Ayende @ Rahien

It's a girl

Production Errors Best Practices

I have been practicing deployment lately, and today we have gotten everything squared away very nicely, only to be confronted with a failure when we actually run the app.

The error was: KeyNotFoundException, because we forgot to move some data to the QA database.  We fixed the error, but I also change the error message that we were getting.

Now, we get the following error for this scenario:

Rhino.ServiceBus.Exceptins.InvalidDeploymentException: ERROR_ORDER_ATTRIB_NOT_FOUND: Could not find order attribute with the name: CorrelationId
This is usually an indication that the database has not been properly prepared for the deployment.
You need to add the order attribute to the appropriate table.
Important! If the order attribute 'CorrelationId' is missing, it is likely that other required order attributes are also missing.
Please refer to the deployment guide about the required attributes. If you don't find the required attributes in the deployment guide, please shout at the developer, preferably at 2 AM.

There are a couple of important things that I want to discuss about this error:

  • It is very explicit about what is going on.
  • It contains the information about how to fix the error.
  • It warns about additional problems that this may relate to.
  • It contains a uniquely identifying string that can be used to clearly communicate the error, placed in Google or put in a knowledge base.


Duncan Godwin
02/18/2009 01:36 AM by
Duncan Godwin

Its certainly much better than many of the standard KeyNotFound, DuplicateKey and NullReference style exceptions!

02/18/2009 01:39 AM by

I suggest you make the "not been properly prepared for the deployment" and "are also missing" bold and somehow highlighted because users may not read this rather long message...

Of course, that depends on what exactly causes the message.

Simon Labrecque
02/18/2009 01:47 AM by
Simon Labrecque

Did you really put that last sentence in the deployed application? I wouldn't. I'm so tired of working with code containing stuff that the author thought was funny. It's NEVER funny, especially when you get an exception. This also applies to comments. Today, I came across a comment (in the linux kernel, mind you) which says "I see dead people", a reference to the movie "The sixth sense". Now, believe me, that part of code actually needed a comment, and all I got was that lousy reference. I guess it made some sense to the author. Not to me. (ok, the code was actually de-allocating some "dead" structures... but still).

I believe I have a very good sense of humor, but I just don't find those types of "jokes" funny. Not anymore, anyway.

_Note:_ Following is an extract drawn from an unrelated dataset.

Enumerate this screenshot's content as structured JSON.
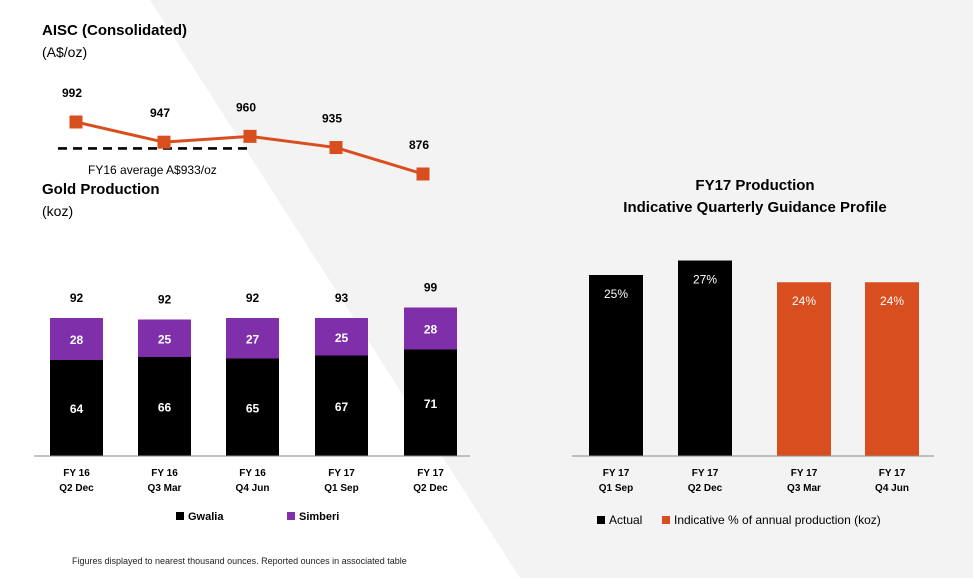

To be fair, the rest of the post is incredibly useful in listing how to make sure an exception actually communicates information instead of just barfing uselessness ;)

02/18/2009 10:57 AM by

Simon, I agree with you. Occasional 'developer jokes' could be fun, but not anymore if every message wants to be funny. Also, let's think who is the intended reader of these messages. If it's a developer or technically-aware admin, he will probably know that deployment went wrong and ordinary 'missing column XXX in table YYY' message would be sufficient. For other exceptions, it's a good practice to add some context information, for example name of the file or database table where the error occurred. Error codes, like ERRORORDERATTRIBNOTFOUND - don't work in my opinion and it doesn't make sense to give some code to every possible application error, especially when there is no other information available. Look at almost totally useless HRESULTS.

Ayende Rahien
02/18/2009 01:37 PM by
Ayende Rahien


You ignore one very important issue.

Being able to lookup the error easily, and being able to trip it easily

02/19/2009 08:26 PM by

I would google for "Could not find order attribute with the name" - a piece of error message, not for useless and almost meaningless ID.

Googling for pieces of error message text gives you some flexibility in finding similar problems.

Also I think that error ID expressed in numbers like 0x99334422 are better because you don't have to think about naming the ID (which is just another area for programmer jokes).

02/20/2009 12:10 AM by

I think consistency is the most important. As long as users know exactly where to look up the error every times they'll generally be happy.